Chappies surface too ‘bumpy’ for cyclists

Rock falls on Chapmans Peak drive often damage the surface of the road.

Roadworks on Chapman’s Peak Drive from the Hout Bay end to Lookout Point are continuing, giving cyclists who use the road hope that the re-tarring of the provincial road will yet be a smooth ride for them.

Byron la Hoe, spokesman for the provincial Department of Transport and Public Works, said another five or six days of full road closures would take place over the next two weeks.

“It is not possible to say in advance when closures will take place because resurfacing works are weather-dependent – they can only take place when there is no rain or high wind. Minor stop/go traffic controls will be in place in places for certain other works to be completed,” he said.

Melanie Vogel, of Table Mountain Bikers, said cyclists wanted to know that the end product would be safe for them.

“While the road service can’t be faulted from a technical perspective, the appropriateness of the ‘chip and spray’ surface for a road in an urban environment, heavily used by cyclists, is questionable.”

A long discussion took place on the Table Mountain Bikers page, with speculation that the unfinished re-tarring would remain in the “chip and spray” surface, which cyclists say will be dangerous for them and motorcyclists.

“The sheer forces of tour buses turning on the road and general usage by motor vehicles, will always leave loose stones lying on the road surface. These can be kicked up by vehicles and injure cyclists and/or cause damage to vehicles and bicycles,” Ms Vogel said.

On the social media site the point was made that Chapman’s Peak, or Chappies as it is more commonly known, is a provincial road, but it’s in an urban area and part of the cycling “fabric” of the city.

Sections of Chapman’s Peak Drive from the Hout Bay end to Lookout Point will be closed until Friday, December 1, for the re-surfacing of the roadway.

During the second half of November, the section from Lookout Point to the Noordhoek end will be closed entirely to traffic from 9.30 to 4pm every day.

This project is being managed by Entilini Operations, the concessionaire managing the road for the Department of Transport and Public Works.

The resealing of the road from the Hout Bay end to Lookout Point will be tackled in half widths, with stop/go controls in place and road users can expect delays of between 10 to 20 minutes while this section of the road is under construction.

In a statement, Entilini said it had been 14 years since the opening of Chapman’s Peak Drive as a toll road, after the fires of 2000 and rockfalls forced the closure of the pass.

The re-seal would protect and waterproof the road to extend its life for a further six to 10 years. The reseal had been provided for at the around the half-life of the 30-year concession period.

Entilini said the reseal binder was bitumen rubber, about 25% of which is crumb rubber from discarded tyres, and had better elasticity than other binders. Its “visco-elastic properties” meant more of it could be sprayed onto a surface creating a 50% thicker layer than other binders.

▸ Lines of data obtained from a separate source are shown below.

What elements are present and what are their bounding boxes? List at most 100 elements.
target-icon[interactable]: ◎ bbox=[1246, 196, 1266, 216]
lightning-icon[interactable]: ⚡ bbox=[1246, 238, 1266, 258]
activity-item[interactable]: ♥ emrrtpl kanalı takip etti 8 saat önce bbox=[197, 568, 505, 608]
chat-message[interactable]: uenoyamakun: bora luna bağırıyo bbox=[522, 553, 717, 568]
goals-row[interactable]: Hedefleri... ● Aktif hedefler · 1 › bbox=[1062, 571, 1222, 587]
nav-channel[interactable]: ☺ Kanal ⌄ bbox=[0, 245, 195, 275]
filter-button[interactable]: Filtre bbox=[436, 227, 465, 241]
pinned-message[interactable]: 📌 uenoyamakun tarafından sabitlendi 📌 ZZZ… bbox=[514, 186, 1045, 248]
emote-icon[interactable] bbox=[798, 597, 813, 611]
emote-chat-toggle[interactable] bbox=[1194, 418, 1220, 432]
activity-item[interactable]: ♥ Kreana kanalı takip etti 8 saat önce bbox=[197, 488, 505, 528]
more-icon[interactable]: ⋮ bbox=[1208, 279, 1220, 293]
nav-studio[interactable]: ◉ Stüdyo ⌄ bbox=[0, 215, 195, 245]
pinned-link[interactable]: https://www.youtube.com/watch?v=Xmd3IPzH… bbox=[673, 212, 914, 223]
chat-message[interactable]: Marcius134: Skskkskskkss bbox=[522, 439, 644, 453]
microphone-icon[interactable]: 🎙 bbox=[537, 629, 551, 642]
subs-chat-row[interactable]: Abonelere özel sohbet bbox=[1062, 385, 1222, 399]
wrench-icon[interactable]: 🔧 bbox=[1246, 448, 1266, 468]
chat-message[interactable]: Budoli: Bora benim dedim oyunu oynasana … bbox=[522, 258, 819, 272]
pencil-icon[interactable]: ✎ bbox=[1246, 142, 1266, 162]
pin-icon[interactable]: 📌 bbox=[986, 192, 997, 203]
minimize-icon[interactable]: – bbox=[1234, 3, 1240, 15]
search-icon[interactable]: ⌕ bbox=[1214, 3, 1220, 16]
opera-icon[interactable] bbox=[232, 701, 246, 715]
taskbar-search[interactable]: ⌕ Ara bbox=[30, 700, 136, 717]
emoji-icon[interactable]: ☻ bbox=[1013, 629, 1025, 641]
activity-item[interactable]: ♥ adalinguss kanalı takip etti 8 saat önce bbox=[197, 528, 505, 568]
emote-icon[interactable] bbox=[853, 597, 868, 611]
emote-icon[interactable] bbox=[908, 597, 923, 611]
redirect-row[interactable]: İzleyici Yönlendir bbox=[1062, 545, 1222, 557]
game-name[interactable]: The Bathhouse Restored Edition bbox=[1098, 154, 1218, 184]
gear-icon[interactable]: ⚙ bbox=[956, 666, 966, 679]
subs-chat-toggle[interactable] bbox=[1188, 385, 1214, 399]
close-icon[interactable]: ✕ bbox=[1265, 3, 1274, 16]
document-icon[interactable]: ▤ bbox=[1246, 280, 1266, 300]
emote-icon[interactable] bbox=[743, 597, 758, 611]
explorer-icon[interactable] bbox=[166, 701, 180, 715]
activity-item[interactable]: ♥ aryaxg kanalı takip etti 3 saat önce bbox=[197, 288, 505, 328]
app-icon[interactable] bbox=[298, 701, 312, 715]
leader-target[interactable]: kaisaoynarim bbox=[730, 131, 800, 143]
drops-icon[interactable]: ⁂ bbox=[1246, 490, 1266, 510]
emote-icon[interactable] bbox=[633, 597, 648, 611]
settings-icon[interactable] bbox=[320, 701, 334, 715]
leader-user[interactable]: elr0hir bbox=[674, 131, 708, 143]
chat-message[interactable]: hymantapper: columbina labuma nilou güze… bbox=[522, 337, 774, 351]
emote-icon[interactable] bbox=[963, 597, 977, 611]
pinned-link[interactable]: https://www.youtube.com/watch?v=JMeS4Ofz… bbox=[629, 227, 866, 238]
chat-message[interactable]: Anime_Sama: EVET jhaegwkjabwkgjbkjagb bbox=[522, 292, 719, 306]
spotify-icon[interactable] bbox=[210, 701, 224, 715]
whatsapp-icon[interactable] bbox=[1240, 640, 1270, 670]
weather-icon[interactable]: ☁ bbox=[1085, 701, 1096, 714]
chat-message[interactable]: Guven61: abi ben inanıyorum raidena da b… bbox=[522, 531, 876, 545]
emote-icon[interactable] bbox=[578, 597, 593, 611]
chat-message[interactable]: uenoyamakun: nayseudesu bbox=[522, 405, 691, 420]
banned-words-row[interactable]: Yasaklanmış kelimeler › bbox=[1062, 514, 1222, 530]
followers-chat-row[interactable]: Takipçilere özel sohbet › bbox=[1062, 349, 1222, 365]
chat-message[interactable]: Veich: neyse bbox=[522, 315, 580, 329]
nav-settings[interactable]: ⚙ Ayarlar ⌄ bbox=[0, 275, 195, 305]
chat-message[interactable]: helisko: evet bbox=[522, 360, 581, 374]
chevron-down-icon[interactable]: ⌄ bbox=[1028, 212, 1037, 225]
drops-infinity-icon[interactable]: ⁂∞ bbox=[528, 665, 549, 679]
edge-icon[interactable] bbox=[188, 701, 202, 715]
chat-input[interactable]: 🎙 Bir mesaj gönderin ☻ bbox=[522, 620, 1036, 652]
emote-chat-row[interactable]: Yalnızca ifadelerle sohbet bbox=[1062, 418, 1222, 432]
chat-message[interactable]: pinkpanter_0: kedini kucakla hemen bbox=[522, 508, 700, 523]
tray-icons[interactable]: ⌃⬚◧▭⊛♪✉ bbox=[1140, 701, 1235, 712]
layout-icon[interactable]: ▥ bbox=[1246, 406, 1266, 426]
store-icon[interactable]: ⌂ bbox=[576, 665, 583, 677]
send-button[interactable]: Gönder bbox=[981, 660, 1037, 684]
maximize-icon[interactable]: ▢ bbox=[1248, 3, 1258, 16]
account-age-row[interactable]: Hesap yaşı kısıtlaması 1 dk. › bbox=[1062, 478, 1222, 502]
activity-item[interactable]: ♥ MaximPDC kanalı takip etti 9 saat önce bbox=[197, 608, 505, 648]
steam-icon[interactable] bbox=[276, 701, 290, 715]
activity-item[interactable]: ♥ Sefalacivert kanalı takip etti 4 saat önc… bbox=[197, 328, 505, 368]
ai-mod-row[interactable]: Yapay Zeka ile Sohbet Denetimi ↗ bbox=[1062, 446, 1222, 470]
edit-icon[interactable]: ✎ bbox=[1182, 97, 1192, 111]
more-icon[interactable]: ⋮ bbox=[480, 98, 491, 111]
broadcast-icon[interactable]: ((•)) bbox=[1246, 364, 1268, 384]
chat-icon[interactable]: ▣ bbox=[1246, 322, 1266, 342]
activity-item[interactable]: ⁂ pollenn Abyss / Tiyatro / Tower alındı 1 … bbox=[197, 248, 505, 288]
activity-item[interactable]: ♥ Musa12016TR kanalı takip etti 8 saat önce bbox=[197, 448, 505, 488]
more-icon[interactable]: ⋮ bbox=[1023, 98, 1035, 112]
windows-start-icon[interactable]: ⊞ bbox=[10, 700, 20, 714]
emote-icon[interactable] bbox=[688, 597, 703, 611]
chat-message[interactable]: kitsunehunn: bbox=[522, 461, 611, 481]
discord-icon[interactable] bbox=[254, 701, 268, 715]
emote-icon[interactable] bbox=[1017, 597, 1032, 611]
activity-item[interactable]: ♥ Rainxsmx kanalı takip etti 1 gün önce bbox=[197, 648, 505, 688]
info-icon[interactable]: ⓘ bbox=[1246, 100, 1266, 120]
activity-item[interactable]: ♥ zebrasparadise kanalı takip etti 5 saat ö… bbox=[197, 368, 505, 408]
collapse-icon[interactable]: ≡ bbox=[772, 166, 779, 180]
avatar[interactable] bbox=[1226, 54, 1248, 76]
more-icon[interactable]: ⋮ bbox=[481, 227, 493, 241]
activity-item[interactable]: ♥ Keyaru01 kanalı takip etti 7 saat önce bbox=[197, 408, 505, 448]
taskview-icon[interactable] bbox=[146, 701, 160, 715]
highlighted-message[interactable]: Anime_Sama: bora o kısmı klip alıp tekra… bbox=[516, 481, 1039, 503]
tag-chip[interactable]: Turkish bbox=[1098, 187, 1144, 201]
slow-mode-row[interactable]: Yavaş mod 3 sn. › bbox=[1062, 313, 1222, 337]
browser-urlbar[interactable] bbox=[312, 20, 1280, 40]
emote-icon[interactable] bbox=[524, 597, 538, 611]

The binder did a better job of protecting the road from damage caused by water ingress ultra-violet rays.

Entilini said the “industry standard road stone” for bitumen binder was a 14mm aggregate with an 8.2mm average least dimension (ALD). This was the aggregate being applied at Chapman’s Peak.

The bitumen binder also only needed the application of a single seal compared to other surfacing options so would limit traffic disruptions.

Entilini also said the skid resistance of the 14-year-old road surface was still “within specification” but had been “of concern from a safety perspective”. The texture of the reseal, it said, would improve skid resistant beyond the minimum requirement.